Re: ISO techniques for Mathematics tagging

Paul Grosso (paul@arbortext.com)
Fri, 21 Apr 95 07:43:57 EDT

> From: "Mike Cowlishaw" <mfc@VNET.IBM.COM>
> Subject: ISO techniques for Mathematics tagging
>
> At Danvers I was asked to post the reference to the mathematics tags
> published by ISO. It is:
>
> ISO/TR 9573:1988, Information Processing -- SGML support
> facilities -- Techniques for Using SGML. (Section 8, pp83-97)
>
> As I recall, the author of this was Anders Berglund, of the ISO
> Secretariat in Geneva. The tags were also used in CALS, I believe.
>
> Mike Cowlishaw
> IBM Fellow
>

This isn't the complete story. ISO TR 9573 was the first time
a math tag set was described in an ISO publication. (This is
a Technical Report which isn't quite the same as an International
Standard.) The AAP's Electronic Manuscript Project had also published
quite early a math tag set which was picked up by several vendors
and user communities. Over the past several years, an attempt
was made to update the AAP math and harmonize it with the TR 9573 math.
The results of that effort is the maths tagging set found in the
international standard ISO 12083:1993 (Eric van Herwijnen, editor).

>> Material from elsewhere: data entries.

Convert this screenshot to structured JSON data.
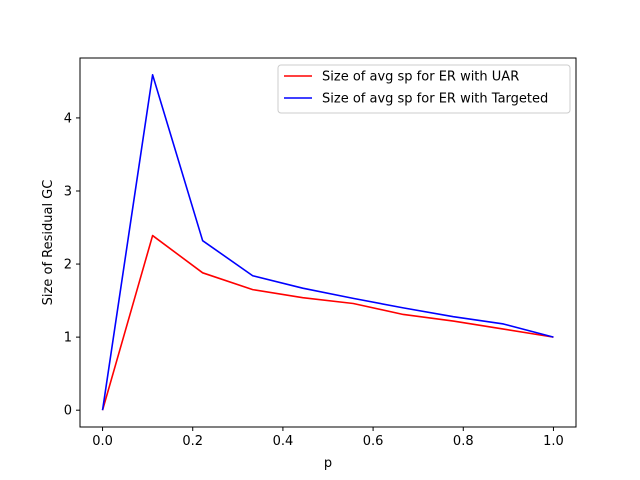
{
  "chart_data": {
    "type": "line",
    "title": "",
    "xlabel": "p",
    "ylabel": "Size of Residual GC",
    "xlim": [
      -0.05,
      1.05
    ],
    "ylim": [
      -0.23,
      4.82
    ],
    "xticks": [
      0.0,
      0.2,
      0.4,
      0.6,
      0.8,
      1.0
    ],
    "xtick_labels": [
      "0.0",
      "0.2",
      "0.4",
      "0.6",
      "0.8",
      "1.0"
    ],
    "yticks": [
      0,
      1,
      2,
      3,
      4
    ],
    "ytick_labels": [
      "0",
      "1",
      "2",
      "3",
      "4"
    ],
    "grid": false,
    "legend_position": "upper right",
    "x": [
      0.0,
      0.111,
      0.222,
      0.333,
      0.444,
      0.556,
      0.667,
      0.778,
      0.889,
      1.0
    ],
    "series": [
      {
        "name": "Size of avg sp for ER with UAR",
        "color": "#ff0000",
        "values": [
          0.0,
          2.39,
          1.88,
          1.65,
          1.54,
          1.46,
          1.31,
          1.22,
          1.11,
          1.0
        ]
      },
      {
        "name": "Size of avg sp for ER with Targeted",
        "color": "#0000ff",
        "values": [
          0.0,
          4.59,
          2.32,
          1.84,
          1.67,
          1.53,
          1.4,
          1.28,
          1.18,
          1.0
        ]
      }
    ]
  }
}
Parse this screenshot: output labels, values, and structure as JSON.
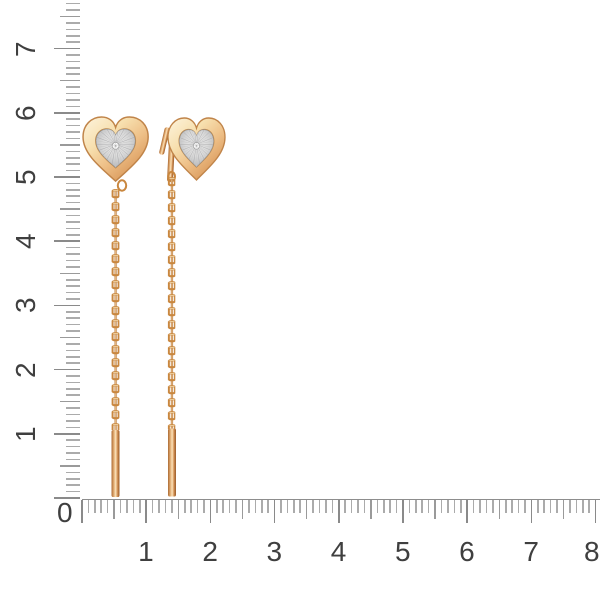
{
  "rulers": {
    "corner_zero": "0",
    "vertical": {
      "labels": [
        "7",
        "6",
        "5",
        "4",
        "3",
        "2",
        "1"
      ]
    },
    "horizontal": {
      "labels": [
        "1",
        "2",
        "3",
        "4",
        "5",
        "6",
        "7",
        "8"
      ]
    }
  },
  "colors": {
    "background": "#ffffff",
    "tick_minor": "#ababab",
    "tick_half": "#9a9a9a",
    "tick_major": "#8a8a8a",
    "label_text": "#3f3f3f",
    "gold_highlight": "#fdf4de",
    "gold_mid": "#eec088",
    "gold_deep": "#d2934f",
    "gold_edge": "#c08449",
    "rhodium_light": "#f0f0f0",
    "rhodium_deep": "#a3a4a6"
  }
}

- - - - More detail on the above (definitely optional reading) - - - -

The major efforts at defining SGML definitions for tagging mathematics
have been that of the Association of American Publishers (AAP) in their
Electronic Manuscript Project starting around 1986 (and resulting in 1988
in an ANSI NISO standard Z39.59-1988, though the mathematics part was not
actually made part of the official standard); that recorded in the ISO
Technical Report 9573:1988 (there are several Parts, and one is on Maths
and Chemistry); and that which was started as an AAP Math Update committee
to revise the AAP work which, in fact, resulted in the ISO standard titled
"Electronic manuscript preparation and markup"--ISO 12083:1993 which
has just now become available. Since 12083 provides what is basically an
updated form of the original AAP work, I would take the view that there
are now really two extant schemes worth investigating, both of which are
available as ISO publications: ISO TR 9573:1988 Part 7 and ISO 12083
(though note that 9573 undergoes constant revision, and the parts change
numbers, so I cannot be certain of the "Part 7" part, but it is the part
about mathematics and chemistry).

For the above two references, each has a DTD fragment plus some
explanatory text. Neither discusses design philosophy much, but quite
a bit of discussion did precede especially that of 12083. Our
committee meetings ran the gamut from those who wanted to represent all
possible distinct mathematical semantics in the markup to those who
wanted the markup to represent the geometrical and typographic layout
in a semantic-free way. In fact, most of the mathematicians present
did not believe one could capture all (present and potential future)
semantics and therefore preferred a scheme that would represent the
obvious semantics plus allowed, via some more generic geometrical
constructs, the representation of a wide range of other possibilities.
The 12083 DTD was an attempt to accommodate this desire.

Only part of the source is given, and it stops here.